ただしネット上のサンプルは各言語用のSDKを使用したものがほとんどで、ArduinoからHTTPを叩いてAPIを使用するにはちょっと分け入って探す必要がありました。
アプリパスワード
BlueSkyで外部アプリケーションに権限を与える方法には、アプリパスワードというものがあります。自分のアカウントの「設定」を見てみてください。

「アプリパスワード」から個々の外部アプリケーションごとに個別のパスワードを発行して、外部アプリケーションにはそのアプリパスワードを使用することで後から権限を無効にしたりできます。Cardputerのようにブラウザを使用できない機械には都合がよい機能です。Cardputer用に一つ発行して、控えておきましょう。
認証
投稿する前に、上記のアプリパスワードを使って認証する必要があります。Create sessionの項を参照してください。
すごく分かりやすく書かれていると思うんですが、要は「bsky.social/xrpc/com.atproto.server.createSession」に対して下記のようなJSONをPOSTします。
{
"identifier": "XXXX.bsky.social",
"password": "App Password"
}
identifierにはBlueSkyのアカウント名を「アカウント名.bsky.social」のようにサーバー名込みで指定するようです。App Passwordは先ほど発行したパスワードです。
このPOSTに対してJSONで応答が返ってきます。直後に投稿するのであれば、「accessJwt」と「did」が必要です。accessJwtは時間で失効するので「refreshJwt」を使用して更新するようですが、今回は使いません。
投稿
BlueSkyに投稿する方法はCreate recordの項を参照します。
今度は「bsky.social/xrpc/com.atproto.repo.createRecord」に対して下記のようなJSONをPOSTします。
{
"repo": "XXXXXXXX",
"collection": "app.bsky.feed.post",
"record": {
"$type": "app.bsky.feed.post",
"text": "改行を\n入れた\n投稿\nテスト",
"createdAt": "2024-03-08T14:40:40Z"
}
}
「repo」には先ほどのレスポンスから「did」の値を渡します。
「collection」「$type」には"app.bsky.feed.post"を指定します。今回特に添付画像等はない文字列だけなので、「text」にJSON用にエスケープした文字列を入れます。
「createdAt」にはISO 8601の日付時刻を指定するようです。RTCから時刻を取得してもいいと思いますが、今回認証の直後に投稿するので単純に認証のHTTPレスポンスのDateを持ってきて指定しています。
「accessJwt」はJSONではなく、HTTPヘッダーの「Authorization」で渡します。

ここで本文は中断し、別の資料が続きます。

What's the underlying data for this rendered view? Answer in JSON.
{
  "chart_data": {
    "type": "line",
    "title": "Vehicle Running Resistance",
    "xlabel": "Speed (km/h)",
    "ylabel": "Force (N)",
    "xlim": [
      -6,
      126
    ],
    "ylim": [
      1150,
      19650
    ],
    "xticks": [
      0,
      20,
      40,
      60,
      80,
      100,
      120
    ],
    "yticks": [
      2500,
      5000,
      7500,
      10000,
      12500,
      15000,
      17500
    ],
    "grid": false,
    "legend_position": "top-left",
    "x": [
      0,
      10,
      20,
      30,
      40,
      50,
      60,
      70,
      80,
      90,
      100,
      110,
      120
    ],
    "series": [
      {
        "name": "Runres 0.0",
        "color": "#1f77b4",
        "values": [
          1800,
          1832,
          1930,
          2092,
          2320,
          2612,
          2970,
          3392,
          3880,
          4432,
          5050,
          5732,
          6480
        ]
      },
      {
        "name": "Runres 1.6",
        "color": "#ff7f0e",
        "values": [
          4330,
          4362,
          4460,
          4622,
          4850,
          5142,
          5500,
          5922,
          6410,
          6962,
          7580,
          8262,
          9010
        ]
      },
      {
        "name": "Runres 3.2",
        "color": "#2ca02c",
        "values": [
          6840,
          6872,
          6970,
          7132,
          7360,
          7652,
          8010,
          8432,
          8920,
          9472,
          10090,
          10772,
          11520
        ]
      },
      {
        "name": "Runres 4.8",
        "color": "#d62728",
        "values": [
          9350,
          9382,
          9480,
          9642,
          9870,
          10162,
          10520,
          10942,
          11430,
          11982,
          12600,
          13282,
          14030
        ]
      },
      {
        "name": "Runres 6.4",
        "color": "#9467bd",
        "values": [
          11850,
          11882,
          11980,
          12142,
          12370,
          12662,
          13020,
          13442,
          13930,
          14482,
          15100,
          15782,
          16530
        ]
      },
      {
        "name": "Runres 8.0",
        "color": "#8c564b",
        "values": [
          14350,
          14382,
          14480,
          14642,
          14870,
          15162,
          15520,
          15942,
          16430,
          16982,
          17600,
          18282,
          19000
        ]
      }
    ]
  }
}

Authorization: Bearer XXXXXXXX
できたもの
できたものをGitHubに置いときました。Fn + Spaceで日本語入力とアルファベットを切り替え、Spaceで漢字変換、Enterで確定します。
Fn + Enterを押すと画面に入力されたテキストに対してアクションを表示します。現在はSDカードに保存する、QRコードとして表示する、BlueSkyに投稿するという3つの機能があります。矢印キーでアクションを選択してEnterで実行します。


下記は実際に投稿されたポストです。
未来へ…
こうしてBlueSkyに投稿するだけの専用マシンができました。今やスマッホンでなんでもできてしまう時代ですが、それはつまりスマッホンを手に取ったらまず山ほどあるアプリから一つをタップし、投稿ボタンを押し、タプタプして投稿するわけです。この専用マシンであればアプリなどありません。単機能です。
そういうのもレトロでかわいいんじゃないでしょうか。
そんなことを考えていたらTwitter(頑なにTwitterと呼び続ける)で「ポケットボード」という機械の写真が流れていました。1999年頃に存在した、Eメール専用端末です。今回作ったBlueSky投稿専用端末の先祖と言えましょう。
Eメール送信機能やRemember the Milkタスク作成機能もつけたい。